I worked at the Macy’s Herald Square store in 1985 for the Christmas season. The men’s locker room looked exactly like it looked in the 1947 movie, Miracle On 34th Street. That’s because the movie was filmed in the store.

Macy’s practically reinvented Santa Claus out of Saint Nikolas, as a gift-giver who possessed these qualities that were not said of him previously:
1. There’s a Mrs. Claus
2. He’s fat
3. He wears a suit, not a robe
4. He slides down the chimney
5. He’s from the North Pole, not Turkey
6. He’s jolly
7. He arrives by sleigh drawn by eight reindeer named Dasher, Dancer, Prancer, Vixen (female fox), Comet, Cupid, Donder (thunder) and Blitzen (storms).
Macy’s first Thanksgiving Day Parade was held in 1924. The very last float has always been Santa Claus. He invites kids to ‘come visit me in Santaland,’ which takes up half a floor.

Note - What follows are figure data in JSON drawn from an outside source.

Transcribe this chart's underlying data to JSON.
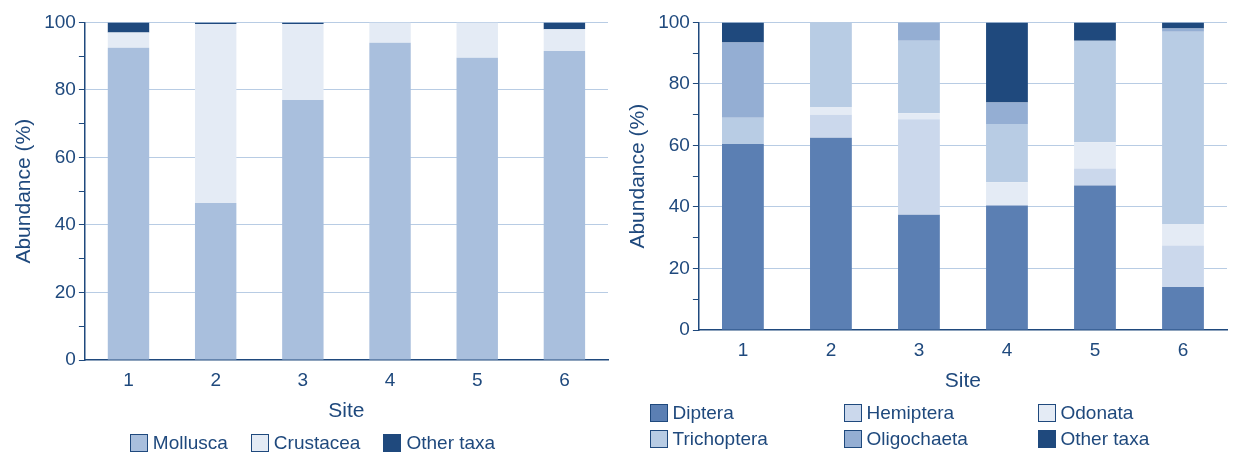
{
  "chart_data": [
    {
      "type": "bar",
      "stacked": true,
      "categories": [
        "1",
        "2",
        "3",
        "4",
        "5",
        "6"
      ],
      "xlabel": "Site",
      "ylabel": "Abundance (%)",
      "ylim": [
        0,
        100
      ],
      "yticks": [
        0,
        {
          "value": 10,
          "label": null
        },
        20,
        {
          "value": 30,
          "label": null
        },
        40,
        {
          "value": 50,
          "label": null
        },
        60,
        {
          "value": 70,
          "label": null
        },
        80,
        {
          "value": 90,
          "label": null
        },
        100
      ],
      "grid": "y",
      "legend": "bottom",
      "series": [
        {
          "name": "Mollusca",
          "color": "#a9bfdd",
          "values": [
            92.5,
            46.5,
            77,
            94,
            89.5,
            91.5
          ]
        },
        {
          "name": "Crustacea",
          "color": "#e4ebf5",
          "values": [
            4.5,
            53,
            22.5,
            6,
            10.5,
            6.5
          ]
        },
        {
          "name": "Other taxa",
          "color": "#1f497d",
          "values": [
            3,
            0.5,
            0.5,
            0,
            0,
            2
          ]
        }
      ]
    },
    {
      "type": "bar",
      "stacked": true,
      "categories": [
        "1",
        "2",
        "3",
        "4",
        "5",
        "6"
      ],
      "xlabel": "Site",
      "ylabel": "Abundance (%)",
      "ylim": [
        0,
        100
      ],
      "yticks": [
        0,
        {
          "value": 10,
          "label": null
        },
        20,
        {
          "value": 30,
          "label": null
        },
        40,
        {
          "value": 50,
          "label": null
        },
        60,
        {
          "value": 70,
          "label": null
        },
        80,
        {
          "value": 90,
          "label": null
        },
        100
      ],
      "grid": "y",
      "legend": "bottom",
      "series": [
        {
          "name": "Diptera",
          "color": "#5b7fb3",
          "values": [
            60.5,
            62.5,
            37.5,
            40.5,
            47,
            14
          ]
        },
        {
          "name": "Hemiptera",
          "color": "#cbd8ec",
          "values": [
            0,
            7.5,
            31,
            0,
            5.5,
            13.5
          ]
        },
        {
          "name": "Odonata",
          "color": "#e4ebf5",
          "values": [
            0,
            2.5,
            2,
            7.5,
            8.5,
            7
          ]
        },
        {
          "name": "Trichoptera",
          "color": "#b8cce4",
          "values": [
            8.5,
            27.5,
            23.5,
            19,
            33,
            62.5
          ]
        },
        {
          "name": "Oligochaeta",
          "color": "#94aed3",
          "values": [
            24.5,
            0,
            6,
            7,
            0,
            1
          ]
        },
        {
          "name": "Other taxa",
          "color": "#1f497d",
          "values": [
            6.5,
            0,
            0,
            26,
            6,
            2
          ]
        }
      ]
    }
  ]
}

A single line of kids is separated into several (7 in 1993 when my son went) lines that end inside seven little wooden houses, each decked out for Christmas, and staffed by a Santa and an Elf. How do I know about the seven houses? I’m tall! But the kids are too short to see over the greenery that lines the paths.
Santa was very convincing and had a real beard. The wooden hut felt homey and cozy. I had to stoop a little when I entered and exited. It was a nice experience.
Some background on how Santa Claus got his modern name: The first Europeans to colonize this region were the Dutch. The Dutch had a longstanding association with ‘Sinter Klaas’, their Dutchified name for Saint Nikolas. They began the tradition of gifts for small children on the night before Saint Nicholas Day, December 6th. This carried over to the Nieuw Nederlands colonies in this region.

In the 1600s, the entire East Coast north of Florida was loaded with English people in growing, strictly religious English colonies surrounding Dutch Nieuw Nederlands. Many English who couldn’t cope with going to church three times a day, and other such practices – such as burning blasphemers – defected from their colonies and got permission to live in the Dutch lands. By 1660, some half the population of Nieuw Nederlands was English.
The Dutch tradition of gift giving by Sinter Klaas became accepted by the new people, who slowly changed his name to Santa Claus. The custom spread further after the takeover of Nieuw Nederlands by the British in 1664 under king Richard II. Nieuw Amsterdam became New York City.
By now I bet you can guess who was picked by New York City to be its heavenly representative? Yes, Saint Nicholas is the patron saint of New York. We have a mile long Avenue in Manhattan named for him. Here it is.

So if you ask me if I believe in Santa Claus, of course I do. I’m a new Yorker!